Yanlızlığa dayanırım da, bir başınalığa asla
Yanlızlığa dayanırım da, bir başınalığa asla
Yaşlanmak hoş değil duvarlara baka, baka
Bir dost göz arayışıyla, saat tıkırtısıyla
Yaşlanmak hoş değil duvarlara baka, baka
Bir dost göz arayışıyla, saat tıkırtısıyla
Korkmam, geçinip gideriz biz mutlulukla
Ama "Günün aydın, akşamın iyi olsun" diyen biri olmalı
Korkmam, geçinip gideriz biz mutlulukla
Ama "Günün aydın, akşamın iyi olsun" diyen biri olmalı
Bir telefon sesi çalmalı ara sıra da olsa kulağımda
Yoksa, zor değil, hiç zor değil, demli çayı bardakta
Karıştırıp bir başına yudumlamak doyasıya
Ama "Çaya kaç şeker alırsın?" diye bir ses sormalı ya
Yani evet güzel vokal güzel gitar riff'leri sözler beste aslında her şey çok güzel ama bir anda "Ama 'Çaya kaç şeker alırsın?' diye bir ses sormalı ya" kısmına geldiğimde hiç istemesem de bir aydınlanma yaşadım. Yani bir insan onca yılını birlikte geçirdiği birlikte yaşlandığı can yoldaşının kaç şekerli çay içtiğini bilmez mi ya? Yani alelade bir söz olsa hadi olur ya deyip geçeceğim ama şarkı bu cümle üstüne kurulmuş, en vurucu kısmı bu, şarkının ismi olmuş ya daha ne olsun, bana mantıksız geldi bu durum. Yani son ana kadar her şey süper giderken birden böyle söyleyince ben bir anda soğudum şarkıdan dinleyemez oldum ve bu beni biraz incitti. Yani 30 sene boyunca herkes birbirine "çaya kaç şeker alırsın" diye mi sordu yani bir kere sorarsın iki kere sorarsın, hadi üç defa sor yani 10 defa sor ama 30 sene de sorulmaz ki bu soru bence.

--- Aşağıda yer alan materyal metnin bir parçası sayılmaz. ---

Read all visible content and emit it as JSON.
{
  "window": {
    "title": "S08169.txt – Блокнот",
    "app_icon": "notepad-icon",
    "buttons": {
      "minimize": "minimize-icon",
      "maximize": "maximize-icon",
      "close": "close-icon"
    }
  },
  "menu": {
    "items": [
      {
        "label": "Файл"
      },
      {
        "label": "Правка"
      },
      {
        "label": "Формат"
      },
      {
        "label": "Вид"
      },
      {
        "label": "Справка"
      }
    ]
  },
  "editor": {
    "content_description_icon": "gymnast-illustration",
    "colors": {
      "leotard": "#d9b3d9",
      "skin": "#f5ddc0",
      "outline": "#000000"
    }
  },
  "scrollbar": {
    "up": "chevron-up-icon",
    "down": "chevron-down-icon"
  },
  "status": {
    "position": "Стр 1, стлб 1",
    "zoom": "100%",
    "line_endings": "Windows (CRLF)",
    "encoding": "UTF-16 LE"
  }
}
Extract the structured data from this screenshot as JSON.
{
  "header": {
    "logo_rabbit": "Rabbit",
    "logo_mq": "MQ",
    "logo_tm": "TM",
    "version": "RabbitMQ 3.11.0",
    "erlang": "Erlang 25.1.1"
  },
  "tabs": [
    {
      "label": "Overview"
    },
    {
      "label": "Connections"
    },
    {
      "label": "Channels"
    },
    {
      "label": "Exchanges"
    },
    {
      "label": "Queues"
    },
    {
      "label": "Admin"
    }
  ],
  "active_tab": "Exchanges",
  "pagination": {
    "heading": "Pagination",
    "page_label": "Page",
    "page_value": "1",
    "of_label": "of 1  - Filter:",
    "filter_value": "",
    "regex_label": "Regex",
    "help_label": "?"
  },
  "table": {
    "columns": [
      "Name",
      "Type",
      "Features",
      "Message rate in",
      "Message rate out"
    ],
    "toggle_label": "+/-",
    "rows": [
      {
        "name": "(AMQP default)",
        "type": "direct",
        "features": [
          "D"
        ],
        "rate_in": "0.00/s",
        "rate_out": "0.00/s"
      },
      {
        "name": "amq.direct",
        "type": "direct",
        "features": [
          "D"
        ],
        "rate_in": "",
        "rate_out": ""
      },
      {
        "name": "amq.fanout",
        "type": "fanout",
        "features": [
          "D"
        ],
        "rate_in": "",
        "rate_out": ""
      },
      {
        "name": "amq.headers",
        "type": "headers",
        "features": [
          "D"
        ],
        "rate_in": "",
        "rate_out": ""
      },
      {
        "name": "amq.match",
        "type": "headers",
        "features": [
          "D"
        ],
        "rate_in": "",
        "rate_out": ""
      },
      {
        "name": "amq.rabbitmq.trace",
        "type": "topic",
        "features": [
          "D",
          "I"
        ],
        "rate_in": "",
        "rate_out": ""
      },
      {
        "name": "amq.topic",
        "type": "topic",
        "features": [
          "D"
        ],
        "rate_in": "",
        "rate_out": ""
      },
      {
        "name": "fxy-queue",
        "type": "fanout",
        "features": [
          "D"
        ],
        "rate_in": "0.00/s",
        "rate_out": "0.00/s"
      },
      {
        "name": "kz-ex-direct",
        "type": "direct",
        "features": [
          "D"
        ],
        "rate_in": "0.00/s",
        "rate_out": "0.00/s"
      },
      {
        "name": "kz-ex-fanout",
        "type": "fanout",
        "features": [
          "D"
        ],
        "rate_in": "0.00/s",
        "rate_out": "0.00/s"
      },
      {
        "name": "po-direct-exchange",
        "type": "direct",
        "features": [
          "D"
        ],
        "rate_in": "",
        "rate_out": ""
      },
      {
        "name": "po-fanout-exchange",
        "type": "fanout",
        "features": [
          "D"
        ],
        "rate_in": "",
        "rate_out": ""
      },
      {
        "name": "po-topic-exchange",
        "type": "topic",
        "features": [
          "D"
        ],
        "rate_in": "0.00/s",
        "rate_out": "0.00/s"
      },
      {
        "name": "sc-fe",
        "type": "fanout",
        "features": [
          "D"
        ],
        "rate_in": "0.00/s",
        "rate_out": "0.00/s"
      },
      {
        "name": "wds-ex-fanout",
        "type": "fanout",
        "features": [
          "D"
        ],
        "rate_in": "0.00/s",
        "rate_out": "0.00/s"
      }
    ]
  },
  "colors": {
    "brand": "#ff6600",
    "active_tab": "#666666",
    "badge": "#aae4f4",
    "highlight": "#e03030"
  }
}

Şimdi bunları yazarken "karşı taraf Alzheimer hastası da sürekli unutuyor mu acaba kaç şekerli çay içildiğini" gibi bir teori geliştirdim böyle düşününce mantıklı geldi ama bunun dışında bir anlamı varsa mantıksız gibi şarkının böyle bir cümle üstüne kurulması çünkü çok mantıksız bir söz. Sizce nedir? Teşekkür ederim.
Şarkı: www.youtube.com
Bu albümü piyasaya çıktığı günden beri bilirim ve ara sıra dinlerim, her seferinde aynı şeyi düşünüyorum, insan kaç yıllık eşine "kaç şeker" diye sormaz ki, saçma. :)
Bir ihtimal "ara sıra" derken ciddidir, ara sıra bir arkadaş eş dostla çay içip iki sohbet etsem diyordur.
Böyle düşününce mantıklı ama bir yandan da evde çay içecek kadar samimiyet gelişmişse insan yine bilir gibime geliyor ya böyle şeyleri. Yani ben şimdi kendi içimde bi düşündüm arkadaşlarımın çoğunun çayı kahveyi nasıl içtiğini biliyorum, hatta mesela bi yere davet edilsem ve giderken bira alsam kimin hangi marka birayı içtiklerini de bilirim galiba, az önce bi umutlandım ama şimdi yine karamsarlık çöktü zihnime.